Making sure your loved ones inherit the wealth you’ve left for them


Making decisions about how to pass wealth on after we’re gone is a necessary part of everyone’s financial planning at one stage in their life. If you’ve accumulated wealth over the years but are no longer in the best of health, ensuring your loved ones benefit from your estate and not the tax man can require some expert help. There are a number of ways an independent financial adviser can help you to pass on your wealth to your family, but to begin with, you need to employ a firm who offers you a good service.

If you have pre-existing health issues and are looking to make sure your family can inherit, ensure you look carefully for a firm with a good track record in this area. A firm who will address your needs with care and sensitivity when giving advice for inheritance. The easiest way of passing on your wealth is through your property. The tax man will allow you to gift a property to another person, tax free, as long as you then live for a further seven years from the date of the gift. The main proviso is that it must not be a property which you are using or intend to use as your residence. If you die during that seven year period, the property will be subject to inheritance tax just as it would have been if you had left it in your will. Therefore, the ‘seven year rule’ is only useful if you’ve got a strong likelihood of living for that period of time. If this is unlikely in your case there are other options you can choose from to safeguard the wealth you want to pass on.

Two useful investments available to you to prevent losing large sums to the tax man are the Enterprise Investment Scheme (EIS) and Venture Capital Trusts (VCTs).
EIS allows an individual who purchases a maximum of thirty percent of a company to reduce their income tax liability by an amount equal to the percentage they have invested. The maximum that can be invested annually is £1 million, giving a maximum tax reduction in any one year of £300,000.

There are a lot of factors to consider when looking at an EIS. The government’s rules surrounding EIS are very exacting. You should have no connection to the company you seek to invest in in any way, neither should any of your family members. The EIS has to constitute a legitimate investment, the tax man is very suspicious of large cash purchases of shares in companies that don’t seem to stand any chance of making a profit. To prevent EIS from being misused by speculative investors, the government has stipulated that any investment in an EIS will have to be a minimum of three years in order to qualify for tax relief.

Any investment in an EIS carries with it risk, many fledgling companies that appear to have excellent prospects don’t succeed in the first three years of their existence, so it makes sense to spread the risk. A VCT is the best means of making your risks more manageable. That said, it is important to understand that neither EIS or VCT will be suitable for risk adverse investors.

The VCT is simply a vehicle for spreading risk across numerous different start ups. The trust will purchase shares in dozens of new companies, some of which will go to the wall, others which will hopefully become very successful.

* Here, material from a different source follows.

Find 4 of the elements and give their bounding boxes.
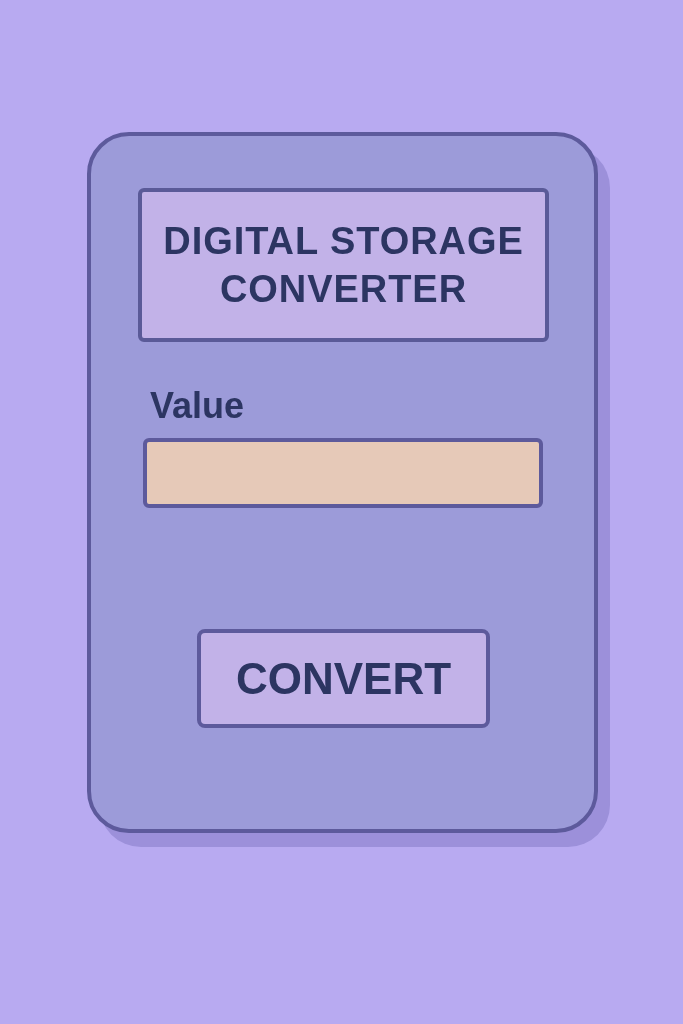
app-title: DIGITAL STORAGE CONVERTER (138, 188, 549, 342)
convert-button[interactable]: CONVERT (197, 629, 490, 728)
value-label: Value (150, 384, 246, 428)
value-input-field[interactable] (143, 438, 543, 508)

There are two kinds of VCT shares you can buy, new shares directly from the trust and second hand ones that are already traded on the stock exchange.
If you buy second hand VCT shares on the FTSE you will be exempt from income tax on the dividends of ordinary shares and from capital gains on the sale of any shares.
Any new shares issued directly by the VCT that are not traded on the FTSE carry with them added benefits. The EIS rules apply, enabling your client to benefit from up to 30 percent income tax relief, capped at £1 million, with a maximum of £200,000 that can be invested tax free each year.

In order to benefit from a VCT you will need to keep the investment for five years.
These types of investments are often complex and require expert advice and guidance. If you want to find out if these investment options are right for you, then speak with your financial planner.